As of 2023, the year that I am writing this, the practice of crediting the artist has fortunately become far more recognized in Internet spaces than it was in the era of 2009-2013 Nightcore YouTube videos. Here and there, recent comments on YouTube and other online spaces have been able to identify the sources of many artworks made Internet-famous by Nightcore!
However, I still wish to provide a centralized space on the web for distributing information about the sources and artists of a multitude of artworks associated with popular Nightcore videos uploaded to YouTube in roughly this 2009-2013 time period. In addition, I wish to provide data on the original artists of the music tracks of which the Nightcore edit versions have become viral, as several of them were often sadly eclipsed in popularity by the Nightcore version of their songs. I will generally not be including entries from more recent Nightcore videos as modern Nightcore YouTubers are usually very adept at including this information in their video descriptions already.

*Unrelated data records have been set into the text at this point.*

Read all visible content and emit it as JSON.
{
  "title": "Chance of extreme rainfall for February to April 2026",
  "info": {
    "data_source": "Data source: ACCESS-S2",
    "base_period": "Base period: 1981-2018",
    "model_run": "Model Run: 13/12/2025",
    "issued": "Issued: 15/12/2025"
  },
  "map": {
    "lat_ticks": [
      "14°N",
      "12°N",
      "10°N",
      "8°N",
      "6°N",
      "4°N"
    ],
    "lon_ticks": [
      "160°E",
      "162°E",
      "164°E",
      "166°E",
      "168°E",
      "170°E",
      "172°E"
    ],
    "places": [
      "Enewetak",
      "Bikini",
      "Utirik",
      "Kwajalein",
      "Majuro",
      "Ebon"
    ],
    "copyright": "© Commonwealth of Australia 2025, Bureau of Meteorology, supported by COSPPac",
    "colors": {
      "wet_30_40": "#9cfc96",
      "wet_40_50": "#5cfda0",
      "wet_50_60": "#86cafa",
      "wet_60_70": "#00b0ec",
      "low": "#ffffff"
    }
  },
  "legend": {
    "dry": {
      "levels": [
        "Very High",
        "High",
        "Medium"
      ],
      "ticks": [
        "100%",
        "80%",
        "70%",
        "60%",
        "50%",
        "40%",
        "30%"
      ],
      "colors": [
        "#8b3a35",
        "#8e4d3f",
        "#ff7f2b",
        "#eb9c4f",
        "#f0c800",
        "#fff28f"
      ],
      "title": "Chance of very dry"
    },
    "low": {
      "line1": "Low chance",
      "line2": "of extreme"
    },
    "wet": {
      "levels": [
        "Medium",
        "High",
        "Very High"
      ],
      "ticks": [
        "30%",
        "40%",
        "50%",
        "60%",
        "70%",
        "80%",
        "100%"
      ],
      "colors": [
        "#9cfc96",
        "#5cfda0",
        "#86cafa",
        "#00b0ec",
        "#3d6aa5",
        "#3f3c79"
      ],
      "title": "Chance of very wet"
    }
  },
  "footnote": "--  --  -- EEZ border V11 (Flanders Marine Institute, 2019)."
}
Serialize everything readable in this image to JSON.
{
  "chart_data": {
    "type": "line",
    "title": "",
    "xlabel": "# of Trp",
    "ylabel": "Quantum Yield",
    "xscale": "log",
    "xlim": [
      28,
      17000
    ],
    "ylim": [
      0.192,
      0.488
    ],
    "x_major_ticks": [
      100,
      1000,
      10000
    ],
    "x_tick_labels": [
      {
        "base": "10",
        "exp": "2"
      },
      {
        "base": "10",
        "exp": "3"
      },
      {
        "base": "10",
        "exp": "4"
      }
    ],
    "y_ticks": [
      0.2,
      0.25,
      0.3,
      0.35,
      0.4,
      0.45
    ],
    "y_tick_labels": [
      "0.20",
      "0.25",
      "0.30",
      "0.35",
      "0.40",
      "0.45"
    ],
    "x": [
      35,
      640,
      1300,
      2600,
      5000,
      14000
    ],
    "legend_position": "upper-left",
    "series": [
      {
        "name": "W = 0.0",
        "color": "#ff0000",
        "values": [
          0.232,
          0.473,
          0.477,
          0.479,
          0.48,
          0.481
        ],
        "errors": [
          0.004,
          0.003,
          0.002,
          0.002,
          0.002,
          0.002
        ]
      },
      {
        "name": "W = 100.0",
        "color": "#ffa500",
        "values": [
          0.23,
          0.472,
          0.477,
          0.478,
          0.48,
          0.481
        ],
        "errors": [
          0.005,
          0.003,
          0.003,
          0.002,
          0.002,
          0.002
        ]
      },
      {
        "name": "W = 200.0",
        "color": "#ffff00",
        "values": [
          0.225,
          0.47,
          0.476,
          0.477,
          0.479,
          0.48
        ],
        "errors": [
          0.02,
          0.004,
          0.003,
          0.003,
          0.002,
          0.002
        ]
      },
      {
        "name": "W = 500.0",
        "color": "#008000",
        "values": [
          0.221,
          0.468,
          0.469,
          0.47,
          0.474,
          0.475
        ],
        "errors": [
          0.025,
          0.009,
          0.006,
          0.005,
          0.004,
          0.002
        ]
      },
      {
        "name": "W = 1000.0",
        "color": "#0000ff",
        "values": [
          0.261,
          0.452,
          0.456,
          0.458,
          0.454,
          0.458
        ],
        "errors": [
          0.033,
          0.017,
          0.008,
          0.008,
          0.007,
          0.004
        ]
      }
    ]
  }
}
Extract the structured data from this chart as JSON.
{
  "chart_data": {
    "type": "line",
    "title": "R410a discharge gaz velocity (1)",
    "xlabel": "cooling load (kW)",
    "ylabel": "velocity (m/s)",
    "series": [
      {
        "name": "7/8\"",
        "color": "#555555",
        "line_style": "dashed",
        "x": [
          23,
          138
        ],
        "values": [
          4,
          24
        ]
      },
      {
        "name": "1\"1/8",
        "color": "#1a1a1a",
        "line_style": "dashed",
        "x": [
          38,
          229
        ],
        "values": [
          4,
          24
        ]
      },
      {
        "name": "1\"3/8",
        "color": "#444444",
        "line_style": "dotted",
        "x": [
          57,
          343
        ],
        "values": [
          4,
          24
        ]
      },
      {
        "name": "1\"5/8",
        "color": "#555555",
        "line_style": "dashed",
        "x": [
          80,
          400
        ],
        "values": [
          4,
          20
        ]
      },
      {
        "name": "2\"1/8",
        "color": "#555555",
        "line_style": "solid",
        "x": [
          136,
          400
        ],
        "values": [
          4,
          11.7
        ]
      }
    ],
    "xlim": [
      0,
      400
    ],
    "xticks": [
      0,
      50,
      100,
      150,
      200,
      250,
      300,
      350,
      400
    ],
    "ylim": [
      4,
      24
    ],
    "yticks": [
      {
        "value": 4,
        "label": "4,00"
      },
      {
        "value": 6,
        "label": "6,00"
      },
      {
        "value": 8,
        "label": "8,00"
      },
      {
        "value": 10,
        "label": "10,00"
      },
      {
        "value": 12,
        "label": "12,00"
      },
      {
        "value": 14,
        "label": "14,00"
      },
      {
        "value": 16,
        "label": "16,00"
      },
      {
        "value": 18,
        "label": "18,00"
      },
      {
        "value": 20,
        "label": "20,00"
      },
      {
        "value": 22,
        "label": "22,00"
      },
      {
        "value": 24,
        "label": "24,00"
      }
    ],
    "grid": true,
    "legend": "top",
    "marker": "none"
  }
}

In conclusion, my goal was to create a website that allows people to appreciate the artists who made the artworks that bring them major nostalgia through Nightcore videos from the late 2000s/early 2010s (as well as recognizing the original artists of the songs which were featured in these videos!). This online database features information such as the sources and artists of the artwork, the original artist of the song, publishing dates for both the artwork and the Nightcore video, and individually written descriptions with my personal commentary on the source, artwork, or the Nightcore video. It is for this reason that I would like to refer to this website as not only a database, but also an online art museum of sorts :)
I track down all of this information by myself manually, typically using tools such as
SauceNAO as well as anime image boards (i.e.
Zerochan,
Danbooru,
Shuushuu, etc.), to ensure the accuracy of the information that I provide on this website. I hope that my efforts can help some people out there find the origins of artworks that they have admired since the dawn of the Nightcore YouTube scene.